The following are the results from [Table 3] of the original paper:

Method	K.A↑	K.R ↑	Avg ↑
KORE	35.96	38.22	37.09
KOREMME	34.46	43.16	38.81
KOREOCRVQA	34.85	42.21	38.53
KOREMathT	35.20	42.87	39.03
KOREHallB	34.96	42.09	38.52

Obs 6: Specific constraints enhance knowledge retention and overall performance. Table 3 shows that applying specific knowledge-oriented constraints (e.g., KOREMME, KOREOCRVQA, KOREMathT, KOREHallB) leads to a slight reduction in Knowledge Adaptation (K.A) scores but a substantial improvement in Knowledge Retention (K.R) and overall Avg performance compared to the general KORE (r=235) setup. For instance, KOREMME increases K.R from 38.22 to 43.16 and Avg from 37.09 to 38.81. Figure 6 visually confirms that these specific constraints enhance targeted knowledge retention, with KOREMME showing a 7.17 gain on MME. This demonstrates KORE's flexibility for tailored knowledge preservation according to specific needs.

6.3. Various LMM Scales and Architectures

The paper further evaluates KORE's universality and robustness on larger (LLaVA-v1.5-13B) and architecturally distinct (Qwen2.5-VL-7B) LMMs.

The following are the results from [Table 4] of the original paper:

Methods	Evoke		COM↑	OCR ↑	M-DIS ↑	INS ↑	M-IDU ↑	MAT	HAL↑Avg ↑
Methods	CEM↑	F1↑	COM↑	OCR ↑	M-DIS ↑	INS ↑	M-IDU ↑	MAT	HAL↑Avg ↑
LLaVA-v1.5 (13B)
Vanilla		—	66.86	51.12	52.70	66.04	33.93	19.64	56.77	—
LoRA	16.26	22.83	60.57	32.58	43.72	23.26	17.43	15.82	38.08	25.21
Replay	12.05	20.21	65.81	47.51	48.42	61.04	24.62	19.55	54.16	30.70
KorE	32.89	44.47	59.35	45.96	51.39	65.10	26.84	20.31	40.52	41.44
Qwen2.5-VL (7B)
Vanilla			81.18	70.32	65.35	78.46	61.25	47.69	66.96	—
LoRA	14.56	14.01	52.54	64.54	22.35	21.39	23.25	13.52	41.38	24.21
Replay	11.73	18.51	78.54	69.17	65.26	70.20	50.72	42.74	67.48	39.28
KORE	22.91	31.36	56.60	67.74	65.48	70.51	45.02	43.72	58.57	42.68

Obs 7: KORE shows enhanced superiority on a larger-scale LMM. On LLaVA-v1.5 (13B), KORE achieves CEM of 32.89 and F1-Score of 44.47, significantly surpassing LoRA (16.26 CEM, 22.83 F1-Score). It also demonstrates strong knowledge retention, achieving an overall Avg score of 41.44, which is a 10.74 improvement over Replay (30.70). This confirms KORE's strong potential for larger LMMs.

Obs 8: KORE's effectiveness is not architecture-specific. On Qwen2.5-VL (7B), KORE again outperforms LoRA by a large margin (e.g., 12.63 CEM and 21.27 F1-Score on EvOKE compared to LoRA). It also surpasses Replay with an Avg score of 42.68 (vs. 39.28). The improvement margins are slightly smaller compared to LLaVA-v1.5, which the paper attributes to Qwen2.5-VL's already robust knowledge system (honed via three-stage training), reducing the marginal gains from knowledge injection. Nevertheless, KORE maintains superior performance across different LMM architectures, showcasing its universality.

6.4. Ablation Studies

Ablation studies were conducted to validate the effectiveness of KORE's design components: rank, W/o Augmentation, W/o Constraint, and W/o Frozen Matrix A.

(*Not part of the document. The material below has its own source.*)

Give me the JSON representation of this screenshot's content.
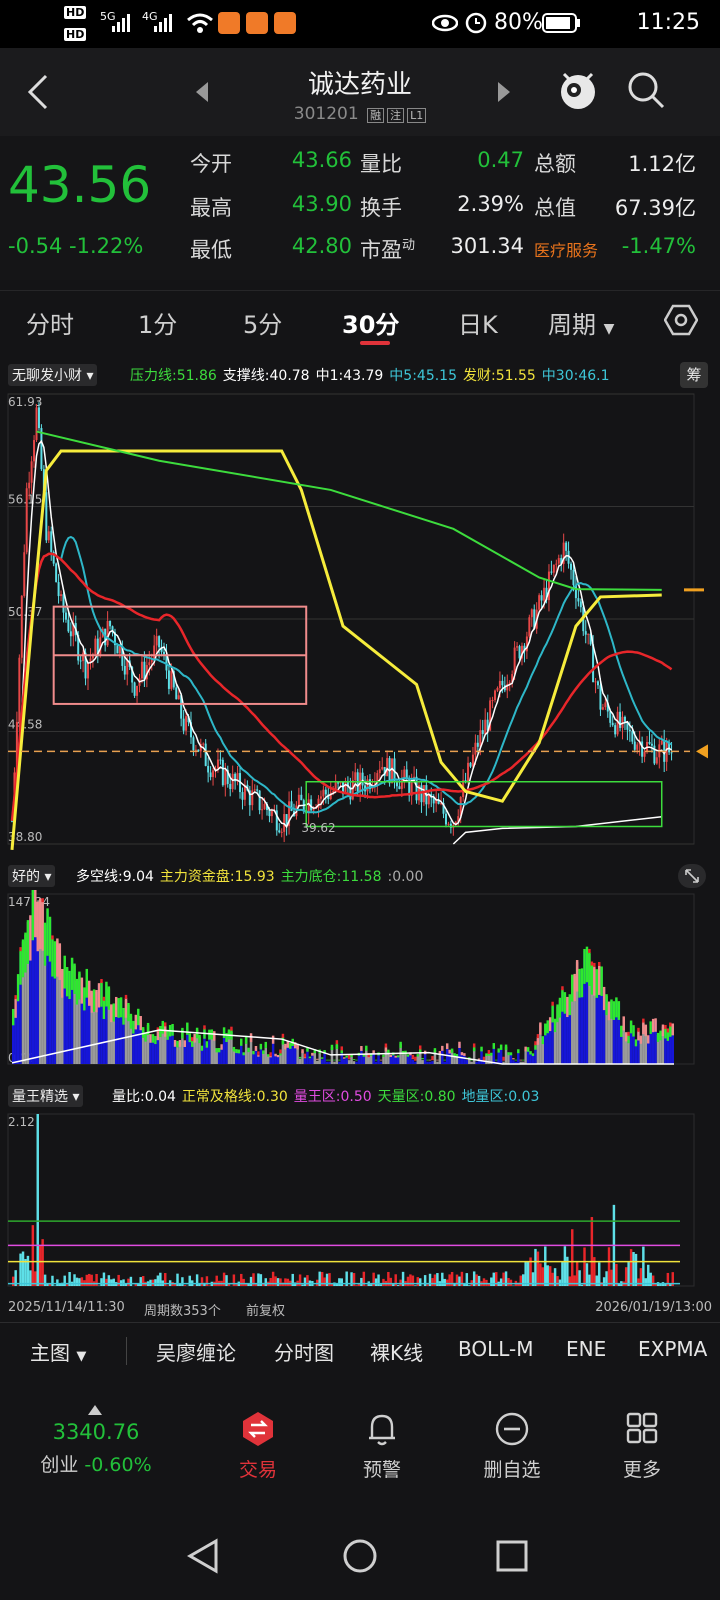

The following are the results from [Table 5] of the original paper:

Setting	Evoke		COM↑	OCR ↑	M-DIS ↑	INS ↑	M-IDU ↑	MAT ↑	HAL ↑ :	Avg ↑
Setting	CEM↑	F1↑	COM↑	OCR ↑	M-DIS ↑	INS ↑	M-IDU ↑	MAT ↑	HAL ↑ :	Avg ↑
Kore	30.65	41.26	52.41	40.98	48.68	38.54	16.58	18.59	51.75	37.09
W/o Augmentation	10.83	18.31	59.96	40.42	47.13	32.53	16.00	19.71	49.50	26.23
W/o Constraint	33.93	43.71	46.39	32.38	46.31	32.70	15.38	19.12	46.47	36.46
W/o Frozen Matrix A	31.97	41.72	50.73	39.56	48.37	35.30	16.44	19.07	49.91	36.95

Obs 9: Larger rank enhances KORE's performance. Figure 7 and Table 15 (Appendix E.4.1) show that KORE's performance in both knowledge adaptation and retention consistently increases with a higher rank (number of trainable parameters). Even at $rank=64$ , KORE (Avg 31.81) still surpasses Replay (28.68) while using less than half of Replay's parameters. This indicates that increasing the trainable parameter scale activates stronger capabilities in KORE.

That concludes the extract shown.